Bertolak dari hal di atas, maka kami Forum Peduli Budaya Alam Minangkabau (F-PBAM) menyatakan sikap sebagai berikut:

1. Merujuk pada Tambo (hukum adat yang menjadi pegangan masyarakat alam Minangkabau hingga saat ini), baik dari Laras Koto Piliang (Datuak Katamanggungan), Laras Bodi Caniago (Datuak Parpatih Nan Sabatang), maupun Laras Nan Panjang (Datuak Simaharjo Nan Banego-nego), tidak ada memuat perihal tentang adat Minangkabau yang memperbolehkan perkawinan poliandri.

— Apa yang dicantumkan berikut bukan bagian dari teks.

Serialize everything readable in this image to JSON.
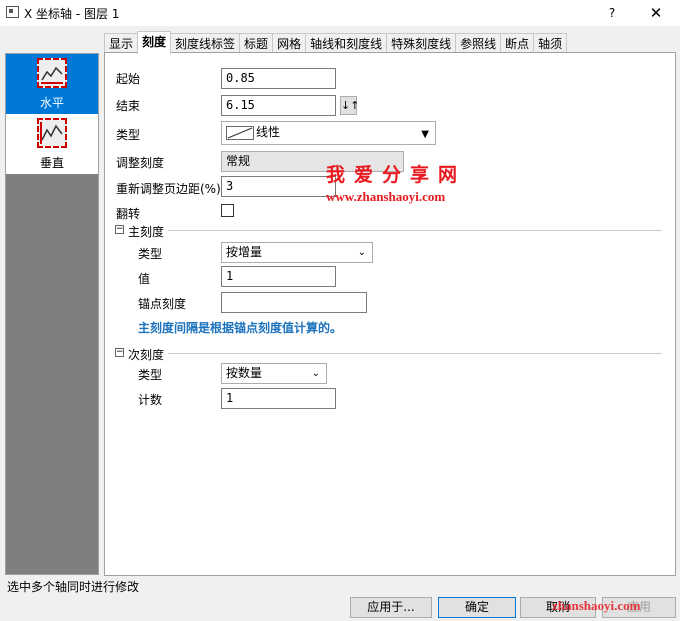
{
  "window": {
    "title": "X 坐标轴 - 图层 1",
    "help": "?",
    "close": "✕"
  },
  "tabs": [
    "显示",
    "刻度",
    "刻度线标签",
    "标题",
    "网格",
    "轴线和刻度线",
    "特殊刻度线",
    "参照线",
    "断点",
    "轴须"
  ],
  "active_tab": "刻度",
  "sidebar": {
    "items": [
      {
        "label": "水平",
        "selected": true
      },
      {
        "label": "垂直",
        "selected": false
      }
    ]
  },
  "form": {
    "start_label": "起始",
    "start_value": "0.85",
    "end_label": "结束",
    "end_value": "6.15",
    "swap_icon": "↓↑",
    "type_label": "类型",
    "type_value": "线性",
    "rescale_label": "调整刻度",
    "rescale_value": "常规",
    "margin_label": "重新调整页边距(%)",
    "margin_value": "3",
    "flip_label": "翻转"
  },
  "major": {
    "header": "主刻度",
    "type_label": "类型",
    "type_value": "按增量",
    "value_label": "值",
    "value_value": "1",
    "anchor_label": "锚点刻度",
    "anchor_value": "",
    "note": "主刻度间隔是根据锚点刻度值计算的。"
  },
  "minor": {
    "header": "次刻度",
    "type_label": "类型",
    "type_value": "按数量",
    "count_label": "计数",
    "count_value": "1"
  },
  "watermark": {
    "cn": "我爱分享网",
    "url": "www.zhanshaoyi.com",
    "corner": "zhanshaoyi.com"
  },
  "status_text": "选中多个轴同时进行修改",
  "buttons": {
    "apply_to": "应用于...",
    "ok": "确定",
    "cancel": "取消",
    "apply": "应用"
  },
  "colors": {
    "selection": "#0078d7",
    "note": "#1e73be",
    "watermark": "#e8191e"
  }
}
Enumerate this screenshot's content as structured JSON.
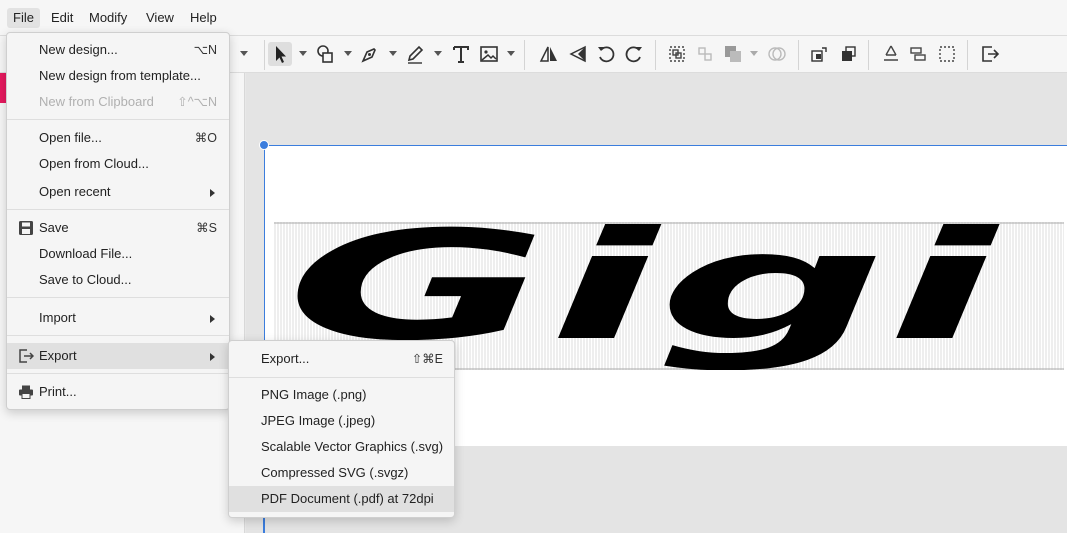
{
  "menubar": {
    "items": [
      "File",
      "Edit",
      "Modify",
      "View",
      "Help"
    ],
    "active": "File"
  },
  "canvas": {
    "artwork_text": "Gigi"
  },
  "file_menu": {
    "new_design": {
      "label": "New design...",
      "shortcut": "⌥N"
    },
    "new_from_template": {
      "label": "New design from template..."
    },
    "new_from_clipboard": {
      "label": "New from Clipboard",
      "shortcut": "⇧^⌥N"
    },
    "open_file": {
      "label": "Open file...",
      "shortcut": "⌘O"
    },
    "open_from_cloud": {
      "label": "Open from Cloud..."
    },
    "open_recent": {
      "label": "Open recent"
    },
    "save": {
      "label": "Save",
      "shortcut": "⌘S"
    },
    "download_file": {
      "label": "Download File..."
    },
    "save_to_cloud": {
      "label": "Save to Cloud..."
    },
    "import": {
      "label": "Import"
    },
    "export": {
      "label": "Export"
    },
    "print": {
      "label": "Print..."
    }
  },
  "export_menu": {
    "export": {
      "label": "Export...",
      "shortcut": "⇧⌘E"
    },
    "png": {
      "label": "PNG Image (.png)"
    },
    "jpeg": {
      "label": "JPEG Image (.jpeg)"
    },
    "svg": {
      "label": "Scalable Vector Graphics (.svg)"
    },
    "svgz": {
      "label": "Compressed SVG (.svgz)"
    },
    "pdf": {
      "label": "PDF Document (.pdf) at 72dpi"
    }
  },
  "colors": {
    "accent": "#3b7ddd",
    "brand": "#e5195e",
    "highlight": "#e0e0e0"
  }
}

2. Adat Alam Minangkabau disusun dari hasil kesepakatan bersama masyarakat Minangkabau, sebagaimana pepatah bulek aia dek pambuluah bulek kato dek mupakek (bulat air karena pembuluh bulat kata karena mufakat) dan tuah dek sakato cilako dek basilang (tuah karena sekata celaka karena berkonflik) dan kato daulu kato ditapati kato kudian kato dicari (kata pertama kata ditepati kata kemudian kata dicari). Baik itu yang berlaku di dalam: manitiak dari ateh (menitik dari atas) Laras Koto Piliang, mambusek dari bumi (membuncah dari bumi) Laras Bodi Caniago, maupun gabungan dari kedua laras tersebut (Laras Nan Panjang). Maka:

3. Adat Minangkabau yang memperbolehkan perkawinan poliandri, satu perempuan menikah dengan banyak laki-laki adalah tafsir dan pernyataan individu yang ke bawah tidak berakar, ke atas tidak berpucuk, di tengah digirik (digerogoti) kumbang dan tidak bisa dijadikan atau disebut sebagai adat Minangkabau yang menyangkut tatanan kehidupan masyarakat alam Minangkabau. Untuk itu:

4. Kepada Peneliti, Ilmuwan, Jurnalis, Budayawan, Seniman, dan siapa pun yang tertarik untuk mengangkat Adat Minangkabau, supaya lebih teliti dan mendalam melakukan sebuah studi kasus sebelum menampilkan di gelanggang mata orang banyak. Supaya tidak menghancurkan adat itu sendiri demi kepentingan sesaat individu atau kelompok yang terjebak dalam euforia banal, demi memenuhi misi liberalisme global yang ingin melenyapkan manusia dari identitas dan budayanya, salah satunya melalui “pesan sponsor” fanding asing.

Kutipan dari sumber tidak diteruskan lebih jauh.